RUSYA iç politikasında son dönemde yaşanan gelişmeler, ülkedeki gidişatın tamamen Başkan Vladimir Putin’in planı doğrultusunda yönlendirildiğini gösteriyor. Kendi döneminde uygulanan politikaların sürekliliğini muhafaza etmek koşuluyla iktidarı devretmeye hazırlanan Putin, yaptığı manevralarla gücüne güç katıyor ve siyaset-üstü milli lider mevkiine yükseliyor. İşte herkesin kafasını karıştıran soru da burada devreye giriyor: “Putin, başkanlığı terk ederken iktidarı bırakacak mı?” Parlamento seçim sürecinin Kremlin açısından başarıyla yönetilmesi ve akabinde başkanlık için bir halef isminin açıklanması, Putin’in oyun kurucu konumuyla ülkenin geleceğinde kişisel etkisini sürdüreceğine işaret ediyor.

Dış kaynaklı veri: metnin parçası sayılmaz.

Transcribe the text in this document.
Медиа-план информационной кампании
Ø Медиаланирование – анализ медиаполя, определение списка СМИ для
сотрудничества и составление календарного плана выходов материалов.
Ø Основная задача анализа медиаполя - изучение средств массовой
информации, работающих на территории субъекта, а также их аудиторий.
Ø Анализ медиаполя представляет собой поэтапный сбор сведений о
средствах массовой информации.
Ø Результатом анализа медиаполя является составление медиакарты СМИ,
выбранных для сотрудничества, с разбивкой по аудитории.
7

2 Aralık’ta parlamentonun alt kanadı Duma için yapılan seçimlere Putin damgası vuruldu. Kremlin’in kontrolünde seyreden seçim süreci neredeyse Putin’e destek referandumuna dönüştü. Her ne kadar kendisi hiçbir siyasi partinin üyesi olmasa da sürecin başından beri Putin, Birleşik Rusya (Yedinaya Rossiya) Partisi’nin listesine liderlik etmeyi kabul etti ve büyük bir hevesle iktidar kaynaklarını bu alana yönlendirdi. Hatırlanacağı üzere 2001’de Kremlin tarafından kurdurulan ve önceki iki Duma’da etkinliği elinde tutan Birleşik Rusya Partisi’ne seçmenlerin yaklaşık %64’ü oy verdi ve 450 sandalyelik Duma’da 315 milletvekili garanti edildi. Buna Kremlin destekli Adil Rusya (Spravedlivaya Rossiya) Partisi’nin 38 milletvekili de eklendiğinde, mevcut iktidarın Duma’da her türlü kararı rahatlıkla alacak mutlak çoğunluğu elde ettiği görülüyor. Bu durumda yüksek yasama organında sırasıyla 57 ve 40 milletvekilliğini paylaşan diğer iki grubun -komünistler (KPRF) ve milliyetçiler (LDPR)- da pek etkili olamayacağı aşikâr.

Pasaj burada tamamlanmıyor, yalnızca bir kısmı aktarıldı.